Wednesday, January 12, 2011

James J. Connolly's "An Elusive Unity"

James J. Connolly is Professor of History and Director of the Center for Middletown Studies at Ball State University and the author of The Triumph of Ethnic Progressivism: Urban Political Culture in Boston, 1900–1925.

He applied the “Page 99 Test” to his new book, An Elusive Unity: Urban Democracy and Machine Politics in Industrializing America, and reported the following:
Page 99 gets to the nub of An Elusive Unity’s argument about U.S. urban politics as well as any single page could. The book traces American efforts to reconcile democracy and diversity, a process that unfolded principally in cities during the nineteenth and early twentieth centuries. The 99th page falls in a chapter examining class and city politics.
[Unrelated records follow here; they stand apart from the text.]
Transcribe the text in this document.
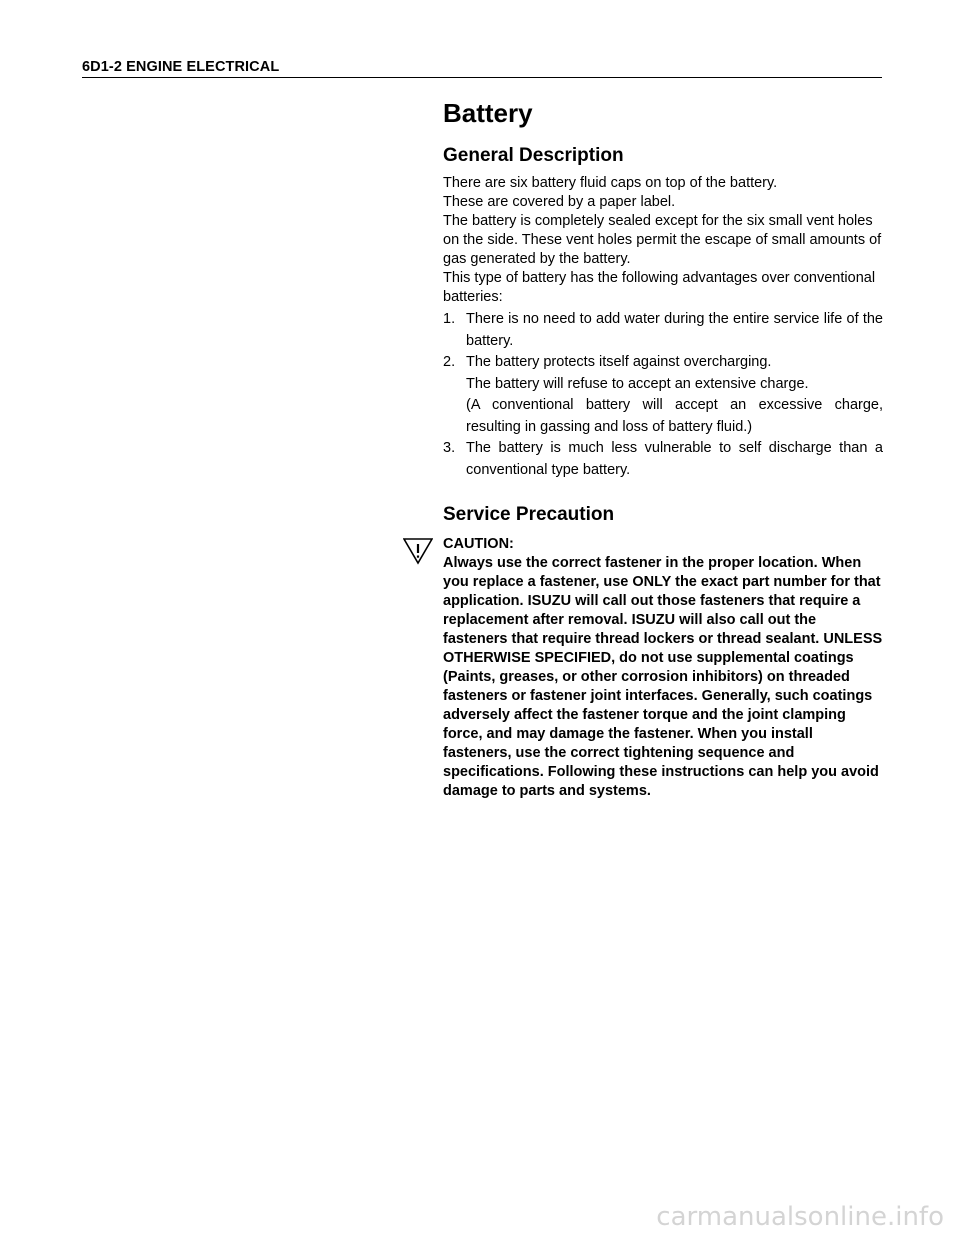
6D1-2 ENGINE ELECTRICAL
Battery
General Description
There are six battery fluid caps on top of the battery.
These are covered by a paper label.
The battery is completely sealed except for the six small vent holes on the side. These vent holes permit the escape of small amounts of gas generated by the battery.
This type of battery has the following advantages over conventional batteries:
1. There is no need to add water during the entire service life of the battery.

2. The battery protects itself against overcharging.

The battery will refuse to accept an extensive charge.

(A conventional battery will accept an excessive charge, resulting in gassing and loss of battery fluid.)

3. The battery is much less vulnerable to self discharge than a conventional type battery.

Service Precaution
CAUTION:
Always use the correct fastener in the proper location. When you replace a fastener, use ONLY the exact part number for that application. ISUZU will call out those fasteners that require a replacement after removal. ISUZU will also call out the fasteners that require thread lockers or thread sealant. UNLESS OTHERWISE SPECIFIED, do not use supplemental coatings (Paints, greases, or other corrosion inhibitors) on threaded fasteners or fastener joint interfaces. Generally, such coatings adversely affect the fastener torque and the joint clamping force, and may damage the fastener. When you install fasteners, use the correct tightening sequence and specifications. Following these instructions can help you avoid damage to parts and systems.
carmanualsonline.info
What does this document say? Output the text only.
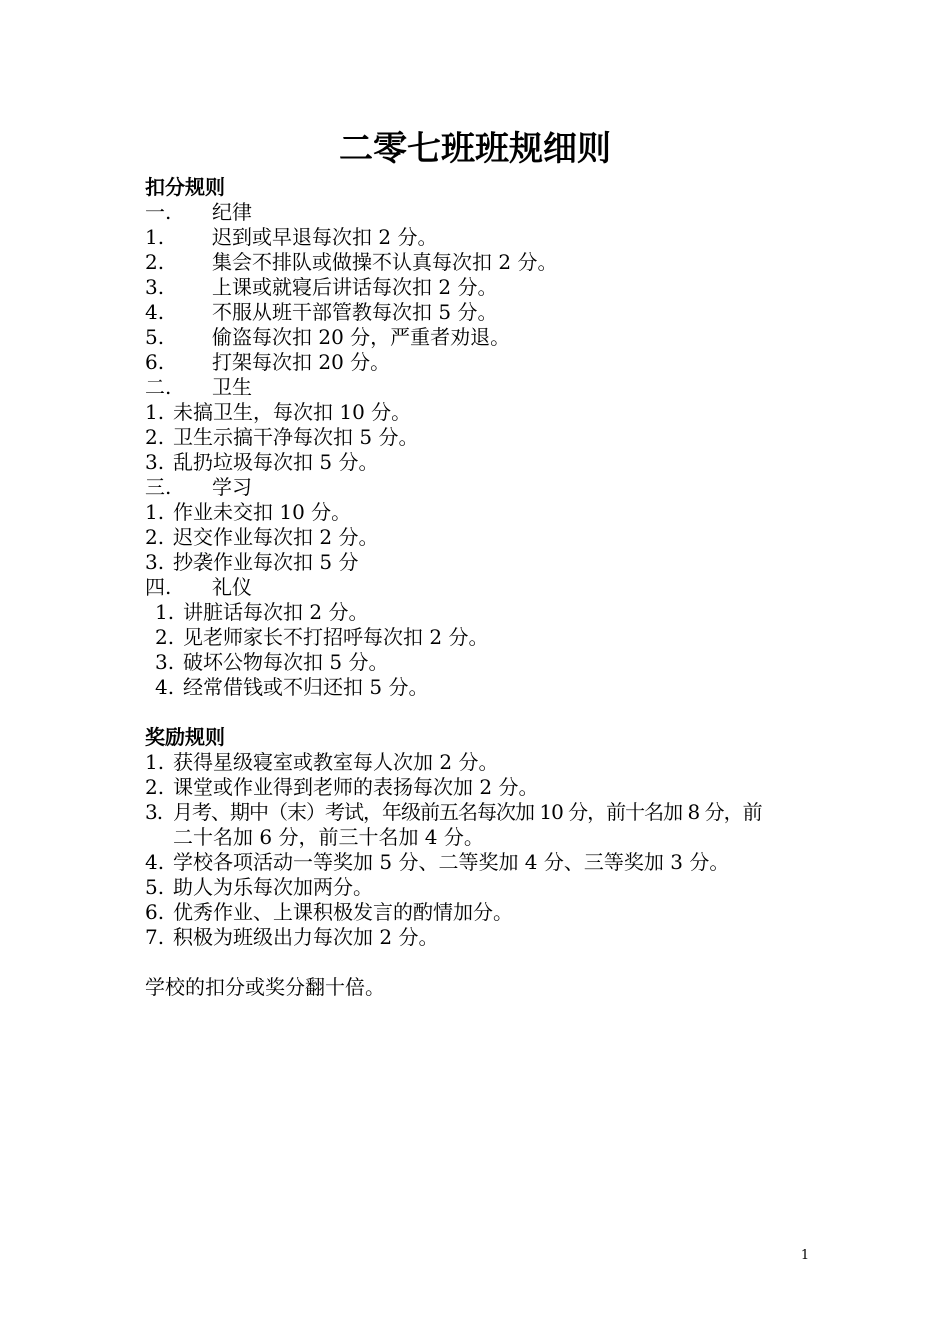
二零七班班规细则
扣分规则
一. 纪律
1. 迟到或早退每次扣 2 分。
2. 集会不排队或做操不认真每次扣 2 分。
3. 上课或就寝后讲话每次扣 2 分。
4. 不服从班干部管教每次扣 5 分。
5. 偷盗每次扣 20 分，严重者劝退。
6. 打架每次扣 20 分。
二. 卫生
1. 未搞卫生，每次扣 10 分。
2. 卫生示搞干净每次扣 5 分。
3. 乱扔垃圾每次扣 5 分。
三. 学习
1. 作业未交扣 10 分。
2. 迟交作业每次扣 2 分。
3. 抄袭作业每次扣 5 分
四. 礼仪
1. 讲脏话每次扣 2 分。
2. 见老师家长不打招呼每次扣 2 分。
3. 破坏公物每次扣 5 分。
4. 经常借钱或不归还扣 5 分。
奖励规则
1. 获得星级寝室或教室每人次加 2 分。
2. 课堂或作业得到老师的表扬每次加 2 分。
3. 月考、期中（末）考试，年级前五名每次加 10 分，前十名加 8 分，前
二十名加 6 分，前三十名加 4 分。
4. 学校各项活动一等奖加 5 分、二等奖加 4 分、三等奖加 3 分。
5. 助人为乐每次加两分。
6. 优秀作业、上课积极发言的酌情加分。
7. 积极为班级出力每次加 2 分。
学校的扣分或奖分翻十倍。
1
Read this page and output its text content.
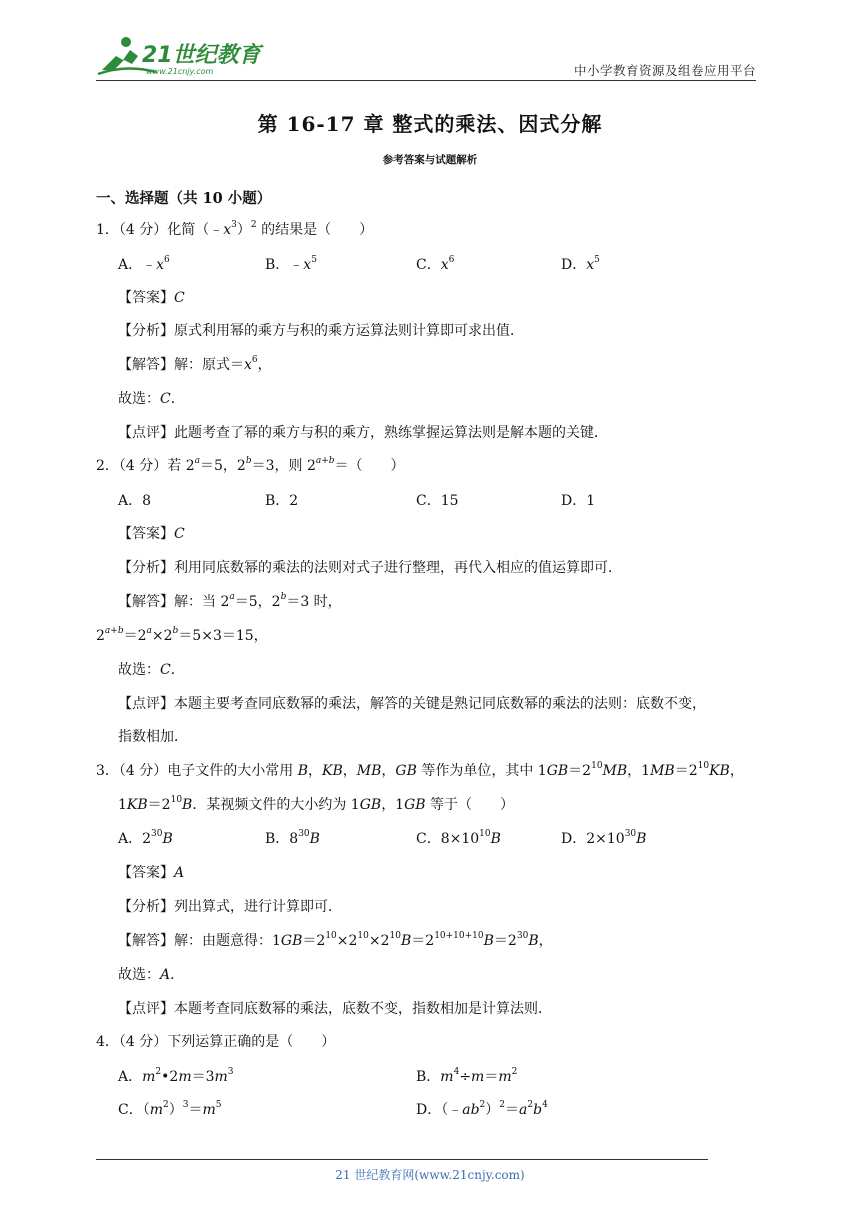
21世纪教育
www.21cnjy.com	中小学教育资源及组卷应用平台
第 16-17 章 整式的乘法、因式分解
参考答案与试题解析
一、选择题（共 10 小题）
1．（4 分）化简$(﹣x^3)^2$ 的结果是（　　）
A．$﹣x^6$	B．$﹣x^5$	C．$x^6$	D．$x^5$
【答案】C
【分析】原式利用幂的乘方与积的乘方运算法则计算即可求出值．
【解答】解：原式$=x^6$，
故选：C．
【点评】此题考查了幂的乘方与积的乘方，熟练掌握运算法则是解本题的关键．
2．（4 分）若 $2^a=5$，$2^b=3$，则 $2^{a+b}=$（　　）
A．8	B．2	C．15	D．1
【答案】C
【分析】利用同底数幂的乘法的法则对式子进行整理，再代入相应的值运算即可．
【解答】解：当 $2^a=5$，$2^b=3$ 时，
$2^{a+b}=2^a\times 2^b=5\times 3=15$，
故选：C．
【点评】本题主要考查同底数幂的乘法，解答的关键是熟记同底数幂的乘法的法则：底数不变，
指数相加．
3．（4 分）电子文件的大小常用 B，KB，MB，GB 等作为单位，其中 $1GB=2^{10}MB$，$1MB=2^{10}KB$，
$1KB=2^{10}B$．某视频文件的大小约为 1GB，1GB 等于（　　）
A．$2^{30}B$	B．$8^{30}B$	C．$8\times 10^{10}B$	D．$2\times 10^{30}B$
【答案】A
【分析】列出算式，进行计算即可．
【解答】解：由题意得：$1GB=2^{10}\times 2^{10}\times 2^{10}B=2^{10+10+10}B=2^{30}B$，
故选：A．
【点评】本题考查同底数幂的乘法，底数不变，指数相加是计算法则．
4．（4 分）下列运算正确的是（　　）
A．$m^2•2m=3m^3$	B．$m^4\div m=m^2$
C．$(m^2)^3=m^5$	D．$(﹣ab^2)^2=a^2b^4$
21 世纪教育网(www.21cnjy.com)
It features an 1886 episode in which Chicago’s United Labor Party (ULP) hurled a series of insults at the Chicago Citizens Association (CCA). The CCA had proposed that the two groups cooperate in a push to clean up local politics. The ULP responded dismissively, implying that the well-heeled men who headed the CCA cheated on their taxes and had a propensity for bribing public officials. The labor leaders also called for stricter enforcement of anti-prostitution laws, suggesting that it was a subject on which the men in charge of the CCA might well provide detailed information.

The point, of course, was that labor activists were the real reformers. Leading businessmen complained about political corruption, high taxes, and municipal inefficiency not because they had the interests of ordinary people at heart, but because they wanted to increase their own power and profits. Only labor spoke for the true people.

The ULP’s belief that it had cornered the market on civic virtue in Chicago highlights a key point of the book. As late as the 1880s, many, if not most Americans remained uncomfortable with political pluralism—the idea that public life was comprised of contending groups, each with claims and interests that could be legitimately accommodated. Labor, in Chicago and elsewhere, would soon learn the hard way that the ideal of a unified people worked poorly in polyglot urban settings.

Still labor’s aggression was one of the factors that prompted reformers to think of public life in more pluralistic terms. They accepted the idea that politics could legitimately involve give and take among competing interests, an approach pioneered by nineteenth-century party politicians. But full-throated expressions of pluralism would never earn unanimous support in American public discourse. Even today there exists on both ends of the political spectrum a pronounced unwillingness to imagine one’s opponents as having legitimate ideas or interests.